A meta-analysis performed as part of an evidence-based approach to determining the optimal ventilatory approach for ARDS might weigh the results of large randomized clinical trials of low-stretch versus conventional tidal volume approach mechanical ventilation more heavily than the results of small observational studies. A 2003 evidence-based review of the management of individuals with alpha1-antitrypsin deficiency (see Chapter 23) issued graded recommendations for testing for this genetic cause of COPD.50 A level A recommendation (i.e., that testing should be performed) was issued to test all symptomatic adults with airflow obstruction on pulmonary function tests (whether carrying the diagnosis of emphysema, COPD, or asthma in which airflow obstruction fails to reverse completely with bronchodilators), asymptomatic individuals with persistent airflow obstruction on pulmonary function tests with identifiable risk factors (e.g., cigarette smoking, occupational exposure), individuals with unexplained liver disease, and adults with a skin condition called necrotizing panniculitis.50 Although the hope is that issuing such evidence-based guidelines will improve the care that such individuals receive by allowing clinicians to access efficiently the best available information, experience suggests that clinicians may be slow to adopt the best available evidence in caring for their patients.51

Although some authors point out that evidence-based medicine does not differ from prior practice in which clinicians were always called on to analyze carefully available data and make clinical judgments based on the best-quality information available, evidence-based medicine does specify precise methods for analyzing available information and allowing the clinician to judge best the available evidence. As a measure of the importance of evidence-based medicine in respiratory care, several articles in Respiratory Care considered the effectiveness of RTs and of various respiratory care treatment modalities using an evidence-based approach.4547 The Clinical Practice Guidelines of the American Association for Respiratory Care are being systematically reviewed to reflect the rigorous techniques of evidence-based medicine and to ensure that guidelines for respiratory care management reflect the best available evidence.47 The proof that low-stretch ventilation is associated with improved survival in patients with ARDS and the methods used to enhance awareness of this best practice are further examples of evidence-based medical practice.

Summary Checklist

• Quality respiratory care can be defined as the competent delivery of indicated respiratory care services.

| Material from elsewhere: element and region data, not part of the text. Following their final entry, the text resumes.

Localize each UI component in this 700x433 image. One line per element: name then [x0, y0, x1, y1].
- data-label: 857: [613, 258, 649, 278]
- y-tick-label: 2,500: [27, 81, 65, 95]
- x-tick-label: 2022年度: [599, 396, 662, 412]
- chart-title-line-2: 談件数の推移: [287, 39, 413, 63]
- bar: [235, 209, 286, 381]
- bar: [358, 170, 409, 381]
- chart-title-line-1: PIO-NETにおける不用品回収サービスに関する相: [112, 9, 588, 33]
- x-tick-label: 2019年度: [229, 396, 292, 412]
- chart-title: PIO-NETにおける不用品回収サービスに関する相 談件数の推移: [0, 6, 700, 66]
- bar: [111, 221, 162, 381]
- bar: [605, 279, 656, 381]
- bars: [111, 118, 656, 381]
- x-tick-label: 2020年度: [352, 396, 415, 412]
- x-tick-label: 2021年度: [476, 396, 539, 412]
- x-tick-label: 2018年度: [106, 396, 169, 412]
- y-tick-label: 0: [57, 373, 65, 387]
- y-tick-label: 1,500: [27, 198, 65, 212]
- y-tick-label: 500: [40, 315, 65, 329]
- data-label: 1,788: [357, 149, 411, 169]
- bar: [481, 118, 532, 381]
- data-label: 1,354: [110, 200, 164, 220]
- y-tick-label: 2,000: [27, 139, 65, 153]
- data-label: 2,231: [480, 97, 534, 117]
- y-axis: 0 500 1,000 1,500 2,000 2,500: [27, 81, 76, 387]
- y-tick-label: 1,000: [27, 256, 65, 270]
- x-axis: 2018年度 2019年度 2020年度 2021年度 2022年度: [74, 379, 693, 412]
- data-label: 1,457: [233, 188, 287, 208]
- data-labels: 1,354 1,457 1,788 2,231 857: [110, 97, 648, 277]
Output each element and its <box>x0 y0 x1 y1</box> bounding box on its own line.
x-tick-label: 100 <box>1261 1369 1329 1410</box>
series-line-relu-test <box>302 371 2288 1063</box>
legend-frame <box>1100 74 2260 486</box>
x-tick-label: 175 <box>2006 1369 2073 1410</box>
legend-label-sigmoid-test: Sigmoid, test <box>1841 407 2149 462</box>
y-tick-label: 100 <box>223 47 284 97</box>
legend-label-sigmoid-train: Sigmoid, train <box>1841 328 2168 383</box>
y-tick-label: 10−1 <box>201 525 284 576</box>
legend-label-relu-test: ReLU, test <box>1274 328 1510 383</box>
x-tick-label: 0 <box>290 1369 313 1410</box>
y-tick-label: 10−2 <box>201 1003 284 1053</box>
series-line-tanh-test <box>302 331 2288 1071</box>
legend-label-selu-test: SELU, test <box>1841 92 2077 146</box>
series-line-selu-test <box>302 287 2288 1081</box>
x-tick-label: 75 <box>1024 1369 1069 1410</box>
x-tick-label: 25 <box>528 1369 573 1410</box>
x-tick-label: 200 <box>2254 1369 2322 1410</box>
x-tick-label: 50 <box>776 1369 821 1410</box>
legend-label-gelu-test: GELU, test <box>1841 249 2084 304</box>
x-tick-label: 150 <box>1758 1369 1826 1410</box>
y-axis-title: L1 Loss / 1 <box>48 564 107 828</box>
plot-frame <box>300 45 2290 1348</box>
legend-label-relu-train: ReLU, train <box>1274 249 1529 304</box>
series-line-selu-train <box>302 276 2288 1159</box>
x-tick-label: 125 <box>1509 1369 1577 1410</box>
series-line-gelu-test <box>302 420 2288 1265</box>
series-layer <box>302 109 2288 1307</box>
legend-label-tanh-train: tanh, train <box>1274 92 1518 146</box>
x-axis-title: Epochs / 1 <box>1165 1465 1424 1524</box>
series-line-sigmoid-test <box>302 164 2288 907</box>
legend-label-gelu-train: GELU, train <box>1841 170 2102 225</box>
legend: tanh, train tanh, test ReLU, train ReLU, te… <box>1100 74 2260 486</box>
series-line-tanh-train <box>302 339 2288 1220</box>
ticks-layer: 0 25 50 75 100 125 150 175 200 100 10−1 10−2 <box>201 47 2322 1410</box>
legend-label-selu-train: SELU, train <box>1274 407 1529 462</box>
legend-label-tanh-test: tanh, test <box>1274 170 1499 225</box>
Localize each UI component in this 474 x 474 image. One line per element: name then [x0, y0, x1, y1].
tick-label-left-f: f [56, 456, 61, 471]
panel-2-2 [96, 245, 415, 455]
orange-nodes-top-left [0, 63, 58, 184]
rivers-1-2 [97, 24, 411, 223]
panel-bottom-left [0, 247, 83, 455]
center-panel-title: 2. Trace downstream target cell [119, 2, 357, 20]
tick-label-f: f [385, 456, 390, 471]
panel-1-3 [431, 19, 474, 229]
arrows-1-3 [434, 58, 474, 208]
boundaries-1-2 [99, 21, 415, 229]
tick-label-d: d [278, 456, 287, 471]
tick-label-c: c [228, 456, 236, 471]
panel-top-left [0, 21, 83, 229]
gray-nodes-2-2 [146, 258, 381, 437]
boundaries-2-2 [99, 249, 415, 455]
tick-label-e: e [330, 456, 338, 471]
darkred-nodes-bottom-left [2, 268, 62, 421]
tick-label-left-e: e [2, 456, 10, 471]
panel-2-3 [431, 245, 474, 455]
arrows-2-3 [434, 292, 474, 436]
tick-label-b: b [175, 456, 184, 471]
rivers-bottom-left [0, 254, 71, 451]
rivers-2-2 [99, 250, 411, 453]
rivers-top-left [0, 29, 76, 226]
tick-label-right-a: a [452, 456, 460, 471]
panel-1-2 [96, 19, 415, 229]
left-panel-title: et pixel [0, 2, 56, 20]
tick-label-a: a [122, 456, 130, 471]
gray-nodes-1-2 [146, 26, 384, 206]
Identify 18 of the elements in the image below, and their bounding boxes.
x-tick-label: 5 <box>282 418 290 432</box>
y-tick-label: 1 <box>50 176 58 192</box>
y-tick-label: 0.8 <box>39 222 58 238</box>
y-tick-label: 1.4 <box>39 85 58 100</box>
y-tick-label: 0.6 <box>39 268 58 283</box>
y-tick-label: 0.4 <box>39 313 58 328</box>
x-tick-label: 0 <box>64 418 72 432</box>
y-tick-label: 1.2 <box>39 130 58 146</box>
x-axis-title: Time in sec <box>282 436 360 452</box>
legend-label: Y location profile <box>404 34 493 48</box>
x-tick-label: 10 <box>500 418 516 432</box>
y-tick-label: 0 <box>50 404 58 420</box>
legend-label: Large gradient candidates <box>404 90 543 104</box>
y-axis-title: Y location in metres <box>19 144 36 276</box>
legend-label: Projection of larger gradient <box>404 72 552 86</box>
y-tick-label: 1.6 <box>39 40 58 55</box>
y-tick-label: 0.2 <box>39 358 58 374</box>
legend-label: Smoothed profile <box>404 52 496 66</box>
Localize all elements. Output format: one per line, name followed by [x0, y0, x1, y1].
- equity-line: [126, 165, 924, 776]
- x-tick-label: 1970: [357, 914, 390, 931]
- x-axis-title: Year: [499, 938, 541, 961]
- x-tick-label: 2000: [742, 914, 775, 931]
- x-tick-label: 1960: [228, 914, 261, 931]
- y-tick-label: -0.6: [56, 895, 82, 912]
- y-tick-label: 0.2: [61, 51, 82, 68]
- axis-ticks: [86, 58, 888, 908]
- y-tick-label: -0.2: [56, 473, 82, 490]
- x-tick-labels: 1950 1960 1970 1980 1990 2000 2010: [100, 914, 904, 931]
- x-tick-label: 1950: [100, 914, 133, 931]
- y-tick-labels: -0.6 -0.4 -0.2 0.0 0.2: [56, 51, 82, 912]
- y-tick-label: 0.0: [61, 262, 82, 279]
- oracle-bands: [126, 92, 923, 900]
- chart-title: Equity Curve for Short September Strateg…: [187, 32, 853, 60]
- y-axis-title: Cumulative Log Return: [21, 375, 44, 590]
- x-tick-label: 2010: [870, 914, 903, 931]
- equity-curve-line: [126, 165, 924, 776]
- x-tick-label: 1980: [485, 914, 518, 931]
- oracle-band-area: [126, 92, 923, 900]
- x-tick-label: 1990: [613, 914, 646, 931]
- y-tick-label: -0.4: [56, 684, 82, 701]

• Crucial elements for quality respiratory care include:

• Misallocation of respiratory care services, which hinders the delivery of quality respiratory care, can be defined as overordering or underordering of respiratory care services and is common in current practice.

• Respiratory care protocols are guidelines for delivering appropriate respiratory care services and are widely used in current respiratory care practice.

• Available evidence suggests that use of respiratory care protocols can improve allocation of respiratory care services.

• Delivery of quality respiratory care requires the combined activities of a qualified and committed medical director and capable RTs and can be enhanced by well-constructed respiratory care protocols.

• Practitioner credentialing is important in respiratory care; the RRT represents the highest credential and is based on successful completion of the NBRC examination.

• Maintaining and improving quality requires ongoing monitoring, as may be accomplished by quality audits and repeated competence testing of RTs.

• Evidence-based medicine is an approach to determining optimal patient management based on critically assessing the available evidence. It is recommended that RTs use this approach as they assess the support for respiratory care management strategies.